Universidad de La Sabana
Facultad de Derecho y Ciencias políticas
Orden y seguridad

Estado Islámico: Yemen y la amenaza terrorista

El autodenominado grupo “Estado Islámico”, ISIS, es conocido alrededor del mundo


desde el año 2014, cuando obtuvo control sobre territorio iraquí, siendo de especial
importancia la ciudad de Mosul. Este grupo armado se identifica como sunita, corriente del
Islam con la mayor cantidad de fieles en el mundo. Aunque el EI doblego al ejército iraquí y
su control sobre el territorio iraquí fue innegable, la historia en Yemen es diferente.

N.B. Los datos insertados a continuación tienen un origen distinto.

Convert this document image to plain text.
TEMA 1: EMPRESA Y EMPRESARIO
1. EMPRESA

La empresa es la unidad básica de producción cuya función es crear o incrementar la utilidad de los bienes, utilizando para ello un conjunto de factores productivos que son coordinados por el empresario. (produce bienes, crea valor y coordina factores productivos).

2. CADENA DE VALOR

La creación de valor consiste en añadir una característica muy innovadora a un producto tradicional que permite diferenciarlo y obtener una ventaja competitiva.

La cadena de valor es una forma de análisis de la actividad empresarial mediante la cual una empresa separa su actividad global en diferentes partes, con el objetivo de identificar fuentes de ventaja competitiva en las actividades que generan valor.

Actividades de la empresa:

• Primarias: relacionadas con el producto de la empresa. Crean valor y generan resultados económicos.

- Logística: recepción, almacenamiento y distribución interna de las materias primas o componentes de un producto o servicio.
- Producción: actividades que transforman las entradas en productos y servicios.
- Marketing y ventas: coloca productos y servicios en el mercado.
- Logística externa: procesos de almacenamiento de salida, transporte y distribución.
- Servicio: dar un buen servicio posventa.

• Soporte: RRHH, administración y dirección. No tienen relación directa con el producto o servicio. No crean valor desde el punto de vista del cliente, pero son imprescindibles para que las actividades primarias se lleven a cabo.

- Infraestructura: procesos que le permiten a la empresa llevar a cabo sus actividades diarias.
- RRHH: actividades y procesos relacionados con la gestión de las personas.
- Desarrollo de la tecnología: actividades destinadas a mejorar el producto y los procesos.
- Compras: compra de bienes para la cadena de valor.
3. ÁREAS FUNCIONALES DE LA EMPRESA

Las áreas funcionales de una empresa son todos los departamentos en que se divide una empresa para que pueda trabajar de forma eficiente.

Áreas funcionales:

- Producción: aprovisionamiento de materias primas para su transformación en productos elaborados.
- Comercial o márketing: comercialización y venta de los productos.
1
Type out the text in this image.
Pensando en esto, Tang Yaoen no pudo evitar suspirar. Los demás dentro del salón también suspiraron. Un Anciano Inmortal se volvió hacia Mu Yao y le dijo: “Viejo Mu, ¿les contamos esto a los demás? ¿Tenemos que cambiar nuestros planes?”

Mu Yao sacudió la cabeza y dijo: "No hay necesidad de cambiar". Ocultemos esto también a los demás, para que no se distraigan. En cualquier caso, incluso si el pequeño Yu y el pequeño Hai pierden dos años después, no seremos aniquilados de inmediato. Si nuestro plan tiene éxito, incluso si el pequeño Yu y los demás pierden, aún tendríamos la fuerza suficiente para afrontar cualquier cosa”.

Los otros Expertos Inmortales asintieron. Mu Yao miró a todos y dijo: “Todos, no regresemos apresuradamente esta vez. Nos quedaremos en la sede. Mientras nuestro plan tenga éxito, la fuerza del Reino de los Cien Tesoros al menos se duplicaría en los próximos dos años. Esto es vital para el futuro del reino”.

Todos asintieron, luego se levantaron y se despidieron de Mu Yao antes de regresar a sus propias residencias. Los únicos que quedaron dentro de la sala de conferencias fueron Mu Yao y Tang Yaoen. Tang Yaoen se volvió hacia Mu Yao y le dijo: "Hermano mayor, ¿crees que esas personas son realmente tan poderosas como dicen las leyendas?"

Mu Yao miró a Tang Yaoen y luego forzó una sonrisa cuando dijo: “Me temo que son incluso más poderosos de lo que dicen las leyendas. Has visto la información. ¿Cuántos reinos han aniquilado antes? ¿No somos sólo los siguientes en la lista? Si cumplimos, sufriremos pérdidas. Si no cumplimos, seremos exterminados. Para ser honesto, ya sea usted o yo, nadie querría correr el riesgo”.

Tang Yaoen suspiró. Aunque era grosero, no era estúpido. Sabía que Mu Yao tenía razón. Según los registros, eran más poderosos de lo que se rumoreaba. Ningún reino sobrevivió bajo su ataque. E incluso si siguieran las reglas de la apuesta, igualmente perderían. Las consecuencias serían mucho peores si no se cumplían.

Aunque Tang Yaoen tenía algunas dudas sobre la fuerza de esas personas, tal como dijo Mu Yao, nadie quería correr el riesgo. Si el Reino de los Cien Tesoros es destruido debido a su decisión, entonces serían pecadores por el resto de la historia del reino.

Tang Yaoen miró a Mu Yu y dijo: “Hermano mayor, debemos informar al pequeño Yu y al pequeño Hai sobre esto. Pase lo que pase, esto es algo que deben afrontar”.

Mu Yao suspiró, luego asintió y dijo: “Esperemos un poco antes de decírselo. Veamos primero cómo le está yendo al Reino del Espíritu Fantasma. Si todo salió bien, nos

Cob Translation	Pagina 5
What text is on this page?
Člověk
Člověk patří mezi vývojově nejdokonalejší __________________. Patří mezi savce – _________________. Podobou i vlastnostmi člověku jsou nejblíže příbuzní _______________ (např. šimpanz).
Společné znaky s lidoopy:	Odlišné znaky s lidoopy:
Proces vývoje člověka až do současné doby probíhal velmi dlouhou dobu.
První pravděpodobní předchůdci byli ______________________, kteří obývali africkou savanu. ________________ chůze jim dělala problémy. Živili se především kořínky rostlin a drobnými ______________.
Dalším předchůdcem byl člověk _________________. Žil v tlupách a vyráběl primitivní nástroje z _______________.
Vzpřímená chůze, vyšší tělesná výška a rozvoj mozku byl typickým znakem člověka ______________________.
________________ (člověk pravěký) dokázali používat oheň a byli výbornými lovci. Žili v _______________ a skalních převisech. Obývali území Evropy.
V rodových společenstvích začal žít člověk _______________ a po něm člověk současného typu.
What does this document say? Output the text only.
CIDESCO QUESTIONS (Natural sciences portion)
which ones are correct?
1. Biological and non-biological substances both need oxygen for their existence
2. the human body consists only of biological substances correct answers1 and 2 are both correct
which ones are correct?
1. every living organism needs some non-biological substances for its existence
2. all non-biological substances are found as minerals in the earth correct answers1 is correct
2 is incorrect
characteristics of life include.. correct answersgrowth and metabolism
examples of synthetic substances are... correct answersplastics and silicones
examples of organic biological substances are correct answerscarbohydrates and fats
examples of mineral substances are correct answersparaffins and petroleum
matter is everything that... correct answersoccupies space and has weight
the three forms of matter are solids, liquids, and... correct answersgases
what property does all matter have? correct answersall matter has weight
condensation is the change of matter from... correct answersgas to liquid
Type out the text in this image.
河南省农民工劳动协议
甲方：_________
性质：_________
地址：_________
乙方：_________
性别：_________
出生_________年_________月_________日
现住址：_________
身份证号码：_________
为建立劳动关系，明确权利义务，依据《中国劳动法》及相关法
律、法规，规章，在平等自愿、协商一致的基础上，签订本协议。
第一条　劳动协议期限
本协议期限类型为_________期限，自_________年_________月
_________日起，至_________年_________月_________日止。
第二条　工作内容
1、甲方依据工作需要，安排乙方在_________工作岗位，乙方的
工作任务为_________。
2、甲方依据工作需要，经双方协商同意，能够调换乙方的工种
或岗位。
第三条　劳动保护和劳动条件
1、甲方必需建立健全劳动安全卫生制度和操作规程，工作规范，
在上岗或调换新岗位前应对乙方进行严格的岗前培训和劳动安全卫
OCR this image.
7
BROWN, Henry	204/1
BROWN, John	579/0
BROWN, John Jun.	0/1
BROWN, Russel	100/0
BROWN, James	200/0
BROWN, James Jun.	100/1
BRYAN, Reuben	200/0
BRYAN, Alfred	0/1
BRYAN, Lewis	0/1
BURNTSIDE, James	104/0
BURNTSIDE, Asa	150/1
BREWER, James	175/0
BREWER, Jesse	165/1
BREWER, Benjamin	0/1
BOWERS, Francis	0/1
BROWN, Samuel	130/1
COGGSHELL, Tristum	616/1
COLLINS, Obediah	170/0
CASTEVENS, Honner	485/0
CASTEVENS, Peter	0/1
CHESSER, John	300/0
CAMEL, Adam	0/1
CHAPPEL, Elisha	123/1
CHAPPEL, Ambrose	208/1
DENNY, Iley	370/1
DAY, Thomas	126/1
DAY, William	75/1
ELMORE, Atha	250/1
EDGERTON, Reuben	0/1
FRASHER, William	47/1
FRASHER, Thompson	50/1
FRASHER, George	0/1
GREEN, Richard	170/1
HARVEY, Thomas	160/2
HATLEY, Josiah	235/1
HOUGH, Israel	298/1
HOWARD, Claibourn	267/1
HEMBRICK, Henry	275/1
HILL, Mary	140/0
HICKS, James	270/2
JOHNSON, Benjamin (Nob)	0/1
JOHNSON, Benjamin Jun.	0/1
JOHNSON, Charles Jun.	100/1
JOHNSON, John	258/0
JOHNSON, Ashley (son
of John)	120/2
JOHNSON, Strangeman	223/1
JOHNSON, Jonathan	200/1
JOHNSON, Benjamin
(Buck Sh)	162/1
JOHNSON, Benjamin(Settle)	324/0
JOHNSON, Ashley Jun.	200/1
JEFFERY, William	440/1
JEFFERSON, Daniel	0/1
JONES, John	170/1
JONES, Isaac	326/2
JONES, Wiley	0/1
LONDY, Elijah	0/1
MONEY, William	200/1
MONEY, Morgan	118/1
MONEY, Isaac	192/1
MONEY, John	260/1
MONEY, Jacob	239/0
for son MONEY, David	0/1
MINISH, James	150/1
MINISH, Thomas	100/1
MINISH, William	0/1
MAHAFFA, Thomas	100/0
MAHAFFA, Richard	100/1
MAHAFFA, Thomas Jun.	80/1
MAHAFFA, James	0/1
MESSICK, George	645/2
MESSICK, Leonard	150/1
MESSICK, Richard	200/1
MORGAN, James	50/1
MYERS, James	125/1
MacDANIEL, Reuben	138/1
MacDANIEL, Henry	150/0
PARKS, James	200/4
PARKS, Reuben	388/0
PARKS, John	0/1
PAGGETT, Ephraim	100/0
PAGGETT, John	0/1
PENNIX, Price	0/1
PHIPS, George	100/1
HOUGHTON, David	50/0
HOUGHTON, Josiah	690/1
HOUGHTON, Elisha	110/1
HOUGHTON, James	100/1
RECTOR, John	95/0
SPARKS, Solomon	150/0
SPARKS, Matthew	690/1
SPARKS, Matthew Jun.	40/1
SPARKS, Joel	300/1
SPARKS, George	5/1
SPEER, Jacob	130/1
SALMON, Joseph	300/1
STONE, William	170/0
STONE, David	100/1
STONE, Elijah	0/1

La estrategia consistente en la absorción de otros grupos insurgentes ya existentes,


por parte de ISIS, fue inviable en Yemen, ya que Al Qaeda se negó a adherirse a dicho grupo.
A pesar de que para la comunidad internacional, Al Qaeda y el EI pertenecen a una misma
especie – terrorista- la relación de la población con ambos grupos era diferente, según Sinan
Siyech, la no involucración activa de la población por parte de ISIS dentro de sus actividades
los situaba en una posición de desventaja con su grupo rival, ya que Al Qaeda si controlaba
una extensión de territorio considerable, en la cual integraba a la población civil e incluso
operaba como ente estatal. Señala también el autor que el liderazgo del hombre a cargo de
este brazo del EI era cuestionado por sus subalternos y que la ubicación geográfica del país
no facilita la llegada de reclutas extranjeros.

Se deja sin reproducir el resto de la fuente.